Une partie de la réponse réside sans doute dans l’assurance agricole, et plus précisément dans la « micro-assurance indicielle ». Le 2 octobre, Nestlé a annoncé avoir conclu un partenariat avec la société Blue Marble pour approvisionner plus de 800 petits producteurs de café en Indonésie, fournisseurs de Nescafé.

« En 2018, l’une de nos marques, Nespresso, a établi une première collaboration avec Blue Marble pour protéger les producteurs de café en Colombie. Nous nous sommes appuyés sur cette expérience, on vous explique chez Nestlé.

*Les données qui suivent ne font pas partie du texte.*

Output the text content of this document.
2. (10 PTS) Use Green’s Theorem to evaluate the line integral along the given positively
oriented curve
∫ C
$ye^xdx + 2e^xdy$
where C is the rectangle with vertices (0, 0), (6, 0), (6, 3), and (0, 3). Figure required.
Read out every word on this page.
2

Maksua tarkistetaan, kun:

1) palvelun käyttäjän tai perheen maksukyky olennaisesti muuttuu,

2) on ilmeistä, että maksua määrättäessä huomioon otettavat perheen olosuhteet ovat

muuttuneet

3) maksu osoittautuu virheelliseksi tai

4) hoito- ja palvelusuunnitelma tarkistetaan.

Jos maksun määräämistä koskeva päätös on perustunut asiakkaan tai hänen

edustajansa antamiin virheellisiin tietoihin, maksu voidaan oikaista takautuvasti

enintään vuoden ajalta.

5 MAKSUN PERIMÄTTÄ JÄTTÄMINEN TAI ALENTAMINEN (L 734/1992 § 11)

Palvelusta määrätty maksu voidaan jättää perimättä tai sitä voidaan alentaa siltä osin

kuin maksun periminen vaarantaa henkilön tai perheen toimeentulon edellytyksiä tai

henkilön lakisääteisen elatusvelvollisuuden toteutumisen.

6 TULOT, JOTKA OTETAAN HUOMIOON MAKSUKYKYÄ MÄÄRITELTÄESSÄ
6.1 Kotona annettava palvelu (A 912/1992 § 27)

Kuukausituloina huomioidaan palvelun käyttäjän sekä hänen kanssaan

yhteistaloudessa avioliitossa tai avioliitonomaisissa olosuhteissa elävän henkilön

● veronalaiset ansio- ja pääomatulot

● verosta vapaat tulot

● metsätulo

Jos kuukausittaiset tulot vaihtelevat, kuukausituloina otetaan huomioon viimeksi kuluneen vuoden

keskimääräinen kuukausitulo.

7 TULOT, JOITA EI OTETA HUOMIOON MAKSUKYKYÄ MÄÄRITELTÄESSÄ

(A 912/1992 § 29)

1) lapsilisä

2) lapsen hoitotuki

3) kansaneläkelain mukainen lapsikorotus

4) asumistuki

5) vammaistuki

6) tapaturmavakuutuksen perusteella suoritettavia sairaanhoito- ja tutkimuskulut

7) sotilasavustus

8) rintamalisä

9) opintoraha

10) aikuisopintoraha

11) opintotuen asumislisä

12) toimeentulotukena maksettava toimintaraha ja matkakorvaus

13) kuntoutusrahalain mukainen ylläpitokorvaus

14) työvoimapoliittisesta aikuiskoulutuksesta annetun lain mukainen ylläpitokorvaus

Les premières années, nous couvrirons 100% de la prime d’assurance (le montant versé à l’assurance en échange d’une couverture des risques, ndlr) démontrer la valeur de l’assurance aux agriculteurs participants. »

Derrière le nom de « microassurance indicielle » se cache une mécanique fine : les dommages sont identifiés à partir de données transmises par des satellites ou des stations météorologiques. Pour évaluer les pertes, celles-ci sont comparées à un indice calculé notamment à partir des rendements des années précédentes. Un système qui évite d’envoyer un expert dans des exploitations agricoles souvent difficiles d’accès. L’indemnisation est versée automatiquement.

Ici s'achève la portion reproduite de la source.